En Tailandia, la droga "es una amenaza nacional, viene de allí", dice Sumnuan Kamdee, un capitán de la marina tailandesa señalando con el dedo la otra orilla del Mekong, que marca la frontera con Laos.

Su unidad inspecciona las lanchas rápidas que navegan por el río en la provincia de Nakhon Phanom, una de las más pobres del país. Pero la frontera es muy larga e imposible de controlar en su totalidad.

El endurecimiento de la lucha antidroga en Tailandia afectó a la ruta de la droga más rápida, que cruzaba el país de norte a sur. Por eso ahora los traficantes pasan por Laos.

Las bandas de Laos "envían drones que sobrevuelan el río para detectar si hay fuerzas de seguridad", explica a la AFP Phoomsak Kampoo, un responsable local.

También tienen "exploradores que supervisan los puestos de control" en territorio tailandés, añade.

La droga, en pequeñas cantidades, pasa a Tailandia gracias a los pescadores que, de noche, paran sus motores y derivan con sus barcas hacia la orilla tailandesa del Mekong, donde les esperan otros traficantes.

Pero cada vez transportan cantidades más importantes, por valor de millones de dólares, a bordo de embarcaciones en el Mekong.

Grandes decomisos

Durante años Laos negó que existiera un problema. Pero en 2017, el arresto muy mediatizado en Bangkok del millonario Xaysana Keophimpa, un padrino laosiano de la droga, abrió una etapa de colaboración entre las policías de ambos países.

Laos todavía tiene que "mejorar mucho en materia de lucha contra el crimen organizado, tráfico de droga y control de sus fronteras", apunta Jeremy Douglas, de la Oficina de Naciones Unidas contra la Droga y el Crimen (UNODC).

Por su parte Tailandia confisca cada vez más droga.

El 31 de mayo la unidad de policía del Mekong confiscó 133 kilos de metanfetaminas en la provincia de Mukdahan, también fronteriza con Laos.

Entre el 31 de mayo y el 4 de junio, las autoridades decomisaron en todo el país tres toneladas de "ice" y casi cinco millones de pastillas de "yaba", de las que una parte llegó a través de Laos.

Unos días más tarde, Australia anunció el decomiso récord de 1,6 toneladas de "ice" en Melbourne.
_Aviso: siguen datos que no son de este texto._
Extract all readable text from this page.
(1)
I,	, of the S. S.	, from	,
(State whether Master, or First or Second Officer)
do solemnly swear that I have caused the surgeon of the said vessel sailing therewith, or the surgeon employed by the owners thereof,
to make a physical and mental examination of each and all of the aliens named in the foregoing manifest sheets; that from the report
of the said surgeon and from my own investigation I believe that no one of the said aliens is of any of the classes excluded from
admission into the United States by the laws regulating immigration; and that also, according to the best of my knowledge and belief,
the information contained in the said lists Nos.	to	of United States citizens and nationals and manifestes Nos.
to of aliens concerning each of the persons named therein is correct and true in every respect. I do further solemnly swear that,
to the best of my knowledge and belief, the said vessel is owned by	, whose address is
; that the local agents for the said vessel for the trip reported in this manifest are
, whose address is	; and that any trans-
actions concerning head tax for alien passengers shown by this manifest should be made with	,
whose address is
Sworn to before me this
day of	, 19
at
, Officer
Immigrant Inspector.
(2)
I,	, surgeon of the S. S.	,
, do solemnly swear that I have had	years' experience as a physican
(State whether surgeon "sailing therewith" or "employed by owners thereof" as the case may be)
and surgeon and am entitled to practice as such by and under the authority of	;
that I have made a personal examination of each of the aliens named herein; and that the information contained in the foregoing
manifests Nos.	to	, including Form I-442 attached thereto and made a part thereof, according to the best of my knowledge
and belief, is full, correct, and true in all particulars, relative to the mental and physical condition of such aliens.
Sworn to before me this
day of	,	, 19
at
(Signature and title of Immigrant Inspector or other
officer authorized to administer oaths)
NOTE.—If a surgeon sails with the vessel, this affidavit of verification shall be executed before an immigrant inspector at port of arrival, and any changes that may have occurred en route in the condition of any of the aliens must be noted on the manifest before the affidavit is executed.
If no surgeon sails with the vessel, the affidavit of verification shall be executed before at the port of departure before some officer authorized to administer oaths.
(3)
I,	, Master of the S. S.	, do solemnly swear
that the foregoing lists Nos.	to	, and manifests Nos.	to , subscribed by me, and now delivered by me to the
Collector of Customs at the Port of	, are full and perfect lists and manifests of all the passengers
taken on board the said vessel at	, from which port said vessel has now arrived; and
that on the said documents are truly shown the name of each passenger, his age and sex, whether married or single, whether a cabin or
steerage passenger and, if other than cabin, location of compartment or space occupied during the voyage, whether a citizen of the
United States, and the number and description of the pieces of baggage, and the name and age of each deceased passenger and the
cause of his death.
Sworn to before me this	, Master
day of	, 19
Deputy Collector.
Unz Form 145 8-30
La droga, de un valor estimado en 840 millones de dólares, estaba escondida en un cargamento de altavoces enviado desde Tailandia.

Estas grandes cantidades revelan la importancia del tráfico en la región. Birmania se ha convertido en una de los mayores productores de drogas sintéticas del mundo, según los expertos.

"Aunque solo logren pasar un envío [los traficantes] recuperan igualmente su dinero", revela un alto responsable tailandés de la lucha contra la droga.

La consecuencia de esta explosión de la oferta es que los precios de venta de las drogas sintéticas están cayendo en Tailandia.

En algunas regiones cercanas a Birmania, una pastilla de "yaba" solo cuesta 30 bahts (menos de un dólar), cuando hace dos años todavía costaba varios dólares, según responsables tailandeses de la lucha antidroga.

Un kilo de "ice" se vende por su parte por 4.800 dólares en Laos y por 11.000 dólares en Bangkok. El gramo se revende por varios centenares de dólares en las calles de Australia.